Quán Sòng Wén 全宋文

Complete Prose Writings of the Liu Song Dynasty compiled by 嚴可均 嚴可均 (編)

About the work

This file contains the Quán Sòng Wén 全宋文 section of 嚴可均’s monumental Quán shànggǔ sāndài Qín Hàn Sānguó Liùcháo wén 全上古三代秦漢三國六朝文 (KR4h0176), the comprehensive anthology of all surviving pre-Tang prose literature compiled over 1808–1836 and first printed in 1887–93. The Quán Sòng Wén covers 67 juàn of prose writings attributed to authors of the Liú Sòng 劉宋 dynasty (420–479): emperors’ edicts and rescripts, memorials, letters, administrative documents, literary essays, and Buddhist-related prefaces. The section opens with the writings of Emperor Wǔdì 武帝 (Liú Yù 劉裕, r. 420–422) and proceeds through the dynasty’s authors. Each passage is followed by a source citation identifying the primary text from which it was drawn (typically the Sòng shū 宋書, the Nán shǐ 南史, Yìwén lèijù 藝文類聚, Tàipíng yùlǎn 太平御覽, and similar encyclopedias and annals).

In the Kanripo corpus, KR4h0176 preserves the early chapters of the anthology (from high antiquity through the Later Han), while separate files cover the individual Six Dynasties sections: this file for Liu Song, KR4h0173 for Southern Qi, KR4h0180 for Liang, KR4h0181 for Chen, KR4h0182 for Northern Wei, KR4h0174 for Eastern Wei and Northern Qi, and KR4h0175 for Northern Zhou; KR4h0178 covers Three Kingdoms and KR4h0179 covers Jin.

Tiyao

No tiyao found in source.

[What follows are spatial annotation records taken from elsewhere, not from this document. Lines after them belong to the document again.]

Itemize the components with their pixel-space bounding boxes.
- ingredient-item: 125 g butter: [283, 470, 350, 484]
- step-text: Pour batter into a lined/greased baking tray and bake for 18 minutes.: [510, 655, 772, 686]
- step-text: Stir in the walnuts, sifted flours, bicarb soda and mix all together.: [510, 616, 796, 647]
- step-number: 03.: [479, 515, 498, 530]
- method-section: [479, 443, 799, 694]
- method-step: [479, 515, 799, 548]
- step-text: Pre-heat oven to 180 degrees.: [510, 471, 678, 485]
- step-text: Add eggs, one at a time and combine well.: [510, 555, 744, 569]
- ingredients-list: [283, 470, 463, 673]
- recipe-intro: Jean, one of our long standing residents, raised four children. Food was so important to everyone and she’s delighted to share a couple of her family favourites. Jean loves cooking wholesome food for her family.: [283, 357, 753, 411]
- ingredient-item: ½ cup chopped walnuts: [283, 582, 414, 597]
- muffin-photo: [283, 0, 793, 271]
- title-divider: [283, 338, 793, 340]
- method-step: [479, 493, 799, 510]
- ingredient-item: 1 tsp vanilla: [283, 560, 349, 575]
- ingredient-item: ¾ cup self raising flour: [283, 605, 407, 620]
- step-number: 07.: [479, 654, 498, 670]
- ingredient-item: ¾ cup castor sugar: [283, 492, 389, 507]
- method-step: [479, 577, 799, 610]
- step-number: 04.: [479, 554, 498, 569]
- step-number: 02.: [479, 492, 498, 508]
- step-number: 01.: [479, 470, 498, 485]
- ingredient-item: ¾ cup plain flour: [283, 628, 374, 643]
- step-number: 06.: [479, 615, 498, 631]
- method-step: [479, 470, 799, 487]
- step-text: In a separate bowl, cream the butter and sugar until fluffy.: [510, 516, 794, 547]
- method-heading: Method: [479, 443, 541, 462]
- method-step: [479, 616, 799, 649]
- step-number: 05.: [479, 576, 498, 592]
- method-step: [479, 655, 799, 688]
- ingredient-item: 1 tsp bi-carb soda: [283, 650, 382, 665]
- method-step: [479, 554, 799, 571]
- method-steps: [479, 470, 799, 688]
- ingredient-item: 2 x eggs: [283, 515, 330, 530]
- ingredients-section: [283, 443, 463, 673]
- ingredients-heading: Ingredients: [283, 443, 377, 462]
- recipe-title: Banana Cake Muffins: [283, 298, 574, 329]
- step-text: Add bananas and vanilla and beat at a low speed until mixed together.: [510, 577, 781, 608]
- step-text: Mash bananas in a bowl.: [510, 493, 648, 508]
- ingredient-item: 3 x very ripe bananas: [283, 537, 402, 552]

The Quán shànggǔ sāndài Qín Hàn Sānguó Liùcháo wén was compiled after the completion of the Sìkù quánshū 四庫全書 and was not included in that imperial library; no Siku tiyao exists for it.

Abstract

The Quán shànggǔ sāndài Qín Hàn Sānguó Liùcháo wén was compiled by Yán Kějūn 嚴可均 (1762–1843), who began work in 1808 after being excluded from the imperially-sponsored Quán Táng wén 全唐文 project. Over twenty-seven years he assembled 746 juàn of pre-Tang prose attributed to 3,497 writers, drawing on earlier similar collections (notably Méi Dǐngzuò’s 梅鼎祚 Wénjì 文紀) as well as encyclopedias, official histories, Buddhist canon, Daoist canon, and epigraphic sources. The work was completed in 1836 and printed posthumously by the Guǎngyǎ Shūjú 廣雅書局 in 1887–93; a reduced-format reprint with added punctuation was issued by Zhōnghuá Shūjú 中華書局 in 1958 (4 vols.), and a newly typeset and punctuated edition in 10 volumes appeared from Héběi Jiàoyù 河北教育 in 1997.

The Quán Sòng Wén section (67 juàn) represents one of the largest dynasty-specific units in the anthology. The Liú Sòng (420–479) was the first of the Southern Dynasties and produced a rich literary output, including the prose of major writers such as Xiè Líng-yùn 謝靈運, Fàn Yè 范曄, Liú Yì-qìng 劉義慶, and Yán Yánzhī 顏延之. Yán Kějūn harvested their surviving pieces from official histories, literary encyclopedias, Buddhist collections, and miscellaneous records; each extracted passage is accompanied by a citation indicating its source. Textual notes and cross-references are incorporated inline.

Translations and research

  • Wilkinson, Endymion. Chinese History: A New Manual. §30.3.2. Harvard University Asia Center, 4th ed., 2015. Standard orientation.
  • Qián Zhōngshū 錢鐘書. Guǎnzhuībiān 管錐編. 4 vols. Zhōnghuá, 1979. Vols. 3–4 contain 277 entries noting and correcting errors in the Quán shànggǔ sāndài Qín Hàn Sānguó Liùcháo wén.
  • Quán shànggǔ sāndài Qín Hàn Sānguó Liùcháo wén piānmíng mùlù jí zuòzhě suǒyǐn 全上古三代秦漢三國六朝文篇名目錄及作者索引. Zhōnghuá, 1965.